I tend to disagree with this viewpoint. The universal theorem tells us that, if we have a function, the treasure quest for an artificial neural network approximating our function is not hopeless. We know that the treasure is there, we need to find it or at least something close enough thereto.
POST SCRIPTA: FURTHER READING
An attentive eye would immediately recognise that the theorem deals with a relatively narrow class of functions, namely the continuous ones. Unfortunately, continuous functions are not the end of the story: in many mathematical and technical areas many interesting functions turn out to be discontinuous. Notably, decision functions, which are ubiquitous in the field of artificial neural networks, are typically discontinuous.
Not surprisingly, as mathematicians strive to generalise, other classes of function, e.g. the Lebesgue measurable functions, have been proven to be approximable by artificial neural networks.
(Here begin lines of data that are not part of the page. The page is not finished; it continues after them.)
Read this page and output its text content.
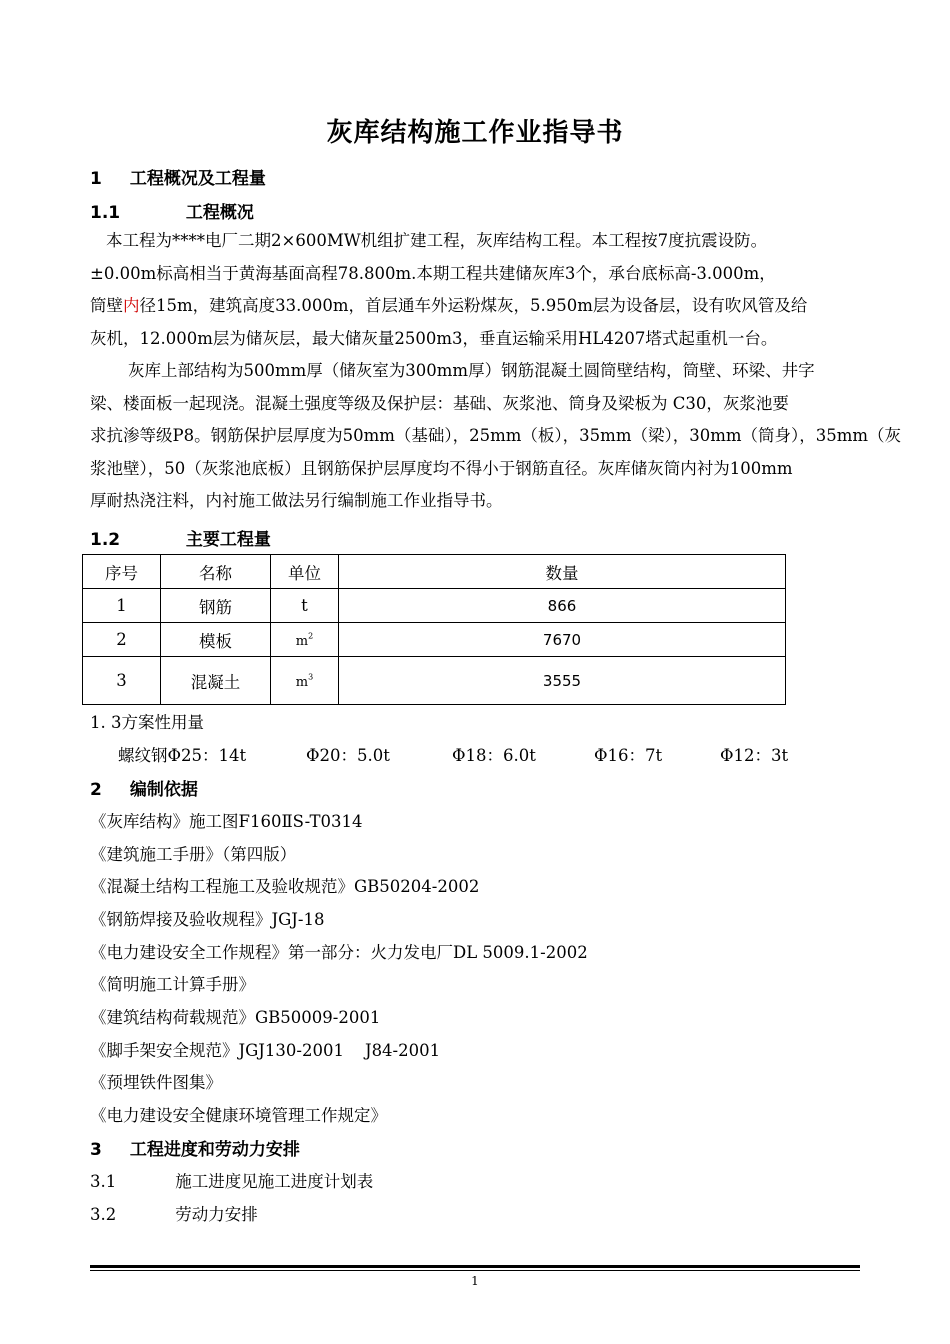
灰库结构施工作业指导书
1 工程概况及工程量
1.1	工程概况
本工程为****电厂二期2×600MW机组扩建工程，灰库结构工程。本工程按7度抗震设防。
±0.00m标高相当于黄海基面高程78.800m.本期工程共建储灰库3个，承台底标高-3.000m，
筒壁内径15m，建筑高度33.000m，首层通车外运粉煤灰，5.950m层为设备层，设有吹风管及给
灰机，12.000m层为储灰层，最大储灰量2500m3，垂直运输采用HL4207塔式起重机一台。
灰库上部结构为500mm厚（储灰室为300mm厚）钢筋混凝土圆筒壁结构，筒壁、环梁、井字
梁、楼面板一起现浇。混凝土强度等级及保护层：基础、灰浆池、筒身及梁板为 C30，灰浆池要
求抗渗等级P8。钢筋保护层厚度为50mm（基础），25mm（板），35mm（梁），30mm（筒身），35mm（灰
浆池壁），50（灰浆池底板）且钢筋保护层厚度均不得小于钢筋直径。灰库储灰筒内衬为100mm
厚耐热浇注料，内衬施工做法另行编制施工作业指导书。
1.2	主要工程量
序号	名称	单位	数量
1	钢筋	t	866
2	模板	$m^2$	7670
3	混凝土	$m^3$	3555
1. 3方案性用量
螺纹钢Φ25：14t	Φ20：5.0t	Φ18：6.0t	Φ16：7t	Φ12：3t
2 编制依据
《灰库结构》施工图F160ⅡS-T0314
《建筑施工手册》（第四版）
《混凝土结构工程施工及验收规范》GB50204-2002
《钢筋焊接及验收规程》JGJ-18
《电力建设安全工作规程》第一部分：火力发电厂DL 5009.1-2002
《简明施工计算手册》
《建筑结构荷载规范》GB50009-2001
《脚手架安全规范》JGJ130-2001    J84-2001
《预埋铁件图集》
《电力建设安全健康环境管理工作规定》
3 工程进度和劳动力安排
3.1	施工进度见施工进度计划表
3.2	劳动力安排
1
Cybenko’s article provides us with a theorem dealing with decision functions.
Moreover, Cybenko’s theorem leaves open the question on whether neural networks comprising Rectified Linear Unit (ReLU) activation functions, e.g. deep neural networks, are suitable for approximating functions. Not unexpectedly, given the importance of such networks, this issue has been investigated and it has been shown that continuous functions may be approximated by neural networks comprising ReLU activation functions and, more generally, non-polynomial activation functions.
It is worth noticing that Cybenko’s theorem does not set any limit on the numbers of neurons of the hidden layer which, due to the curse of dimensionality, is likely to become huge as the number of inputs increases. It turns out, however, that any Lebesgue measurable function with n inputs may be approximated by a neural network with layers having n+4 neurons at most. In the case of continuous functions, the approximating neural network may be slightly “slimmer”. In particular, it has been shown that any continuous function may be approximated by a neural network comprising layers with n+1 neurons at most.
Finally, it as been shown that also continuous vector-based functions, i.e. continuous functions having vectors as output, may be approximated by neural networks.